Engole o choro, menina! Que coisa feia essa manha!
Secou os olhinhos com a manga da blusa do pijama e recolheu os fungados longos, entrecortados. Guardou a dor num lugar que ainda não sabia que se chamava alma e esticou para a mãe os bracinhos pequenos. "E ainda quer colo, depois dessa feiura toda?". Queria. Mas não ia ganhar. Sentada no berço, agarrou pelas tranças a boneca de pano e se deitou sobre ela com soluços calados.
Engole o choro, idiota! Que frescura é essa de chorar porque apanhou na escola! Se chegar em casa chorando de novo vai apanhar é de mim!
Choro guardado. Rosto lavado com água fria. Na alma quase não tinha mais espaço pra ajeitar nenhuma dor. Empurrou até caber. No quarto, abraçou as fotos dos artistas que adorava. Todas compradas nas revistas da banca. Autografadas e tudo. Gostava de pensar que cada autógrafo tinha sido dado só para ela. Dormiu ganhando um beijo na boca do seu cantor predileto.

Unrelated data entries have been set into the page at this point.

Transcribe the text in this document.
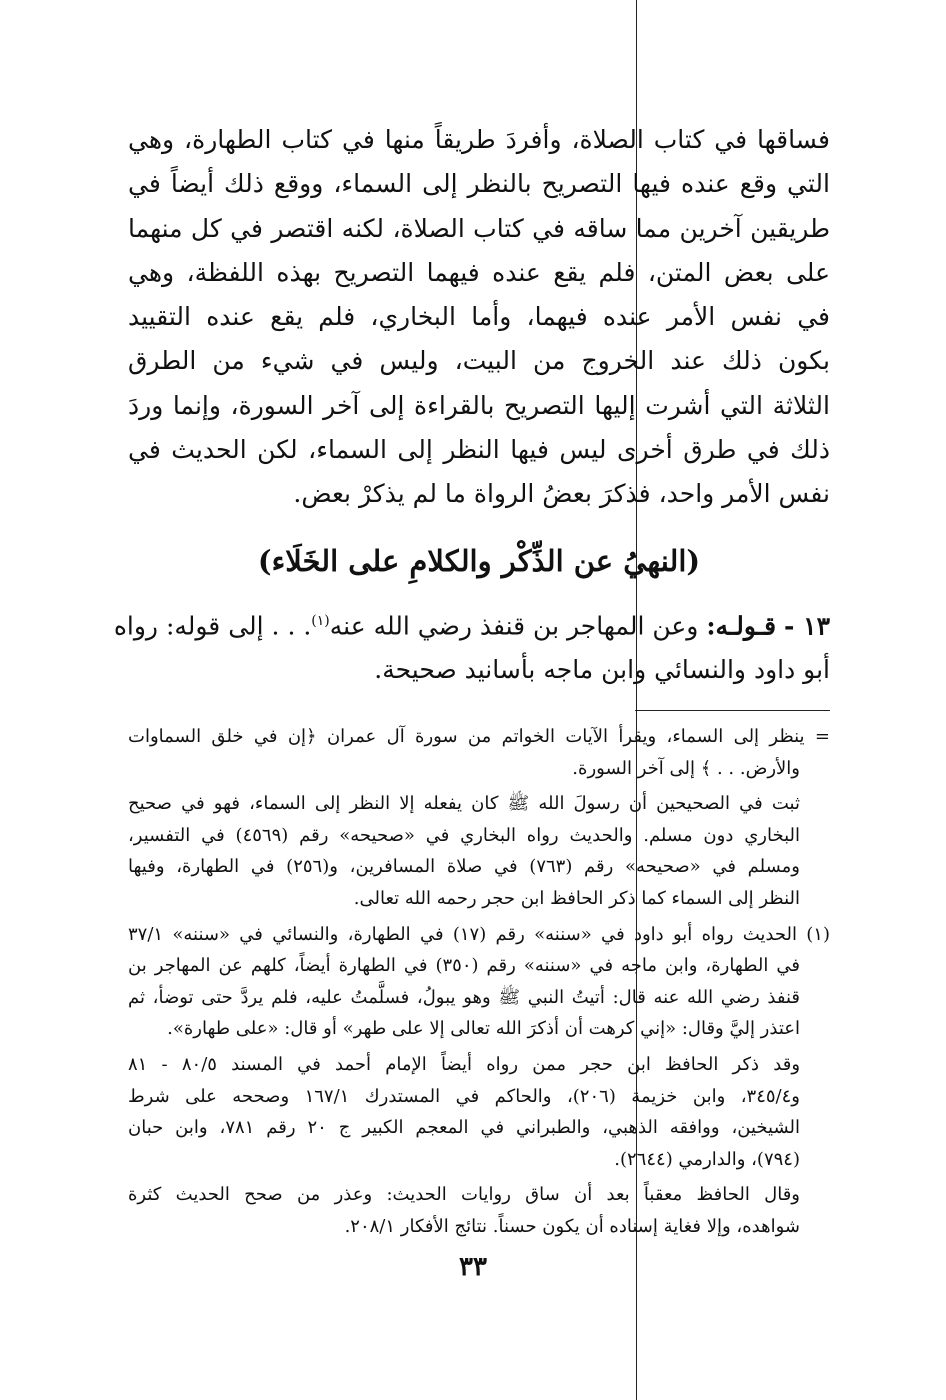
فساقها في كتاب الصلاة، وأفردَ طريقاً منها في كتاب الطهارة، وهي
التي وقع عنده فيها التصريح بالنظر إلى السماء، ووقع ذلك أيضاً في
طريقين آخرين مما ساقه في كتاب الصلاة، لكنه اقتصر في كل منهما
على بعض المتن، فلم يقع عنده فيهما التصريح بهذه اللفظة، وهي
في نفس الأمر عنده فيهما، وأما البخاري، فلم يقع عنده التقييد
بكون ذلك عند الخروج من البيت، وليس في شيء من الطرق
الثلاثة التي أشرت إليها التصريح بالقراءة إلى آخر السورة، وإنما وردَ
ذلك في طرق أخرى ليس فيها النظر إلى السماء، لكن الحديث في
نفس الأمر واحد، فذكرَ بعضُ الرواة ما لم يذكرْ بعض.

(النهيُ عن الذِّكْر والكلامِ على الخَلَاء)

١٣ - قـولـه: وعن المهاجر بن قنفذ رضي الله عنه$^{(١)}$. . . إلى قوله: رواه
أبو داود والنسائي وابن ماجه بأسانيد صحيحة.

= ينظر إلى السماء، ويقرأ الآيات الخواتم من سورة آل عمران ﴿إن في خلق السماوات
والأرض. . . ﴾ إلى آخر السورة.
ثبت في الصحيحين أن رسولَ الله ﷺ كان يفعله إلا النظر إلى السماء، فهو في صحيح
البخاري دون مسلم. والحديث رواه البخاري في «صحيحه» رقم (٤٥٦٩) في التفسير،
ومسلم في «صحيحه» رقم (٧٦٣) في صلاة المسافرين، و(٢٥٦) في الطهارة، وفيها
النظر إلى السماء كما ذكر الحافظ ابن حجر رحمه الله تعالى.
(١) الحديث رواه أبو داود في «سننه» رقم (١٧) في الطهارة، والنسائي في «سننه» ٣٧/١
في الطهارة، وابن ماجه في «سننه» رقم (٣٥٠) في الطهارة أيضاً، كلهم عن المهاجر بن
قنفذ رضي الله عنه قال: أتيتُ النبي ﷺ وهو يبولُ، فسلَّمتُ عليه، فلم يردَّ حتى توضأ، ثم
اعتذر إليَّ وقال: «إني كرهت أن أذكرَ الله تعالى إلا على طهر» أو قال: «على طهارة».
وقد ذكر الحافظ ابن حجر ممن رواه أيضاً الإمام أحمد في المسند ٨٠/٥ - ٨١
و٣٤٥/٤، وابن خزيمة (٢٠٦)، والحاكم في المستدرك ١٦٧/١ وصححه على شرط
الشيخين، ووافقه الذهبي، والطبراني في المعجم الكبير ج ٢٠ رقم ٧٨١، وابن حبان
(٧٩٤)، والدارمي (٢٦٤٤).
وقال الحافظ معقباً بعد أن ساق روايات الحديث: وعذر من صحح الحديث كثرة
شواهده، وإلا فغاية إسناده أن يكون حسناً. نتائج الأفكار ٢٠٨/١.
٣٣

Engole o choro, mulher! Que porra é essa? Cala a boca! Se não parar eu vou te quebrar todinha!
Quebra não. Não tem mais pedaço inteiro. E essa coisa salgada escorrendo dos olhos é hábito de menina feia. Prometo que passa. É que de vez em quando a alma expulsa uma dor que não cabe lá dentro. No banheiro, virou o rosto para cima e jurou para si mesma que aquelas lágrimas eram do chuveiro.
Engole o choro, vovó! Por que é que velho fica chorando à toa?
Mania não. É a novela. É gripe, claridade, cebola, alergia. Eu sou bonita. Eu sei sorrir. Está vendo? Está vendo, sua porra de menina idiota?
Engoliu o choro. Abriu a porta. Desceu dois degraus.
Na rua, gritou com as buzinas, encostou nas pessoas, abraçou os postes, dormiu com os mendigos. E estendeu os braços para o nada, aquela alma enorme.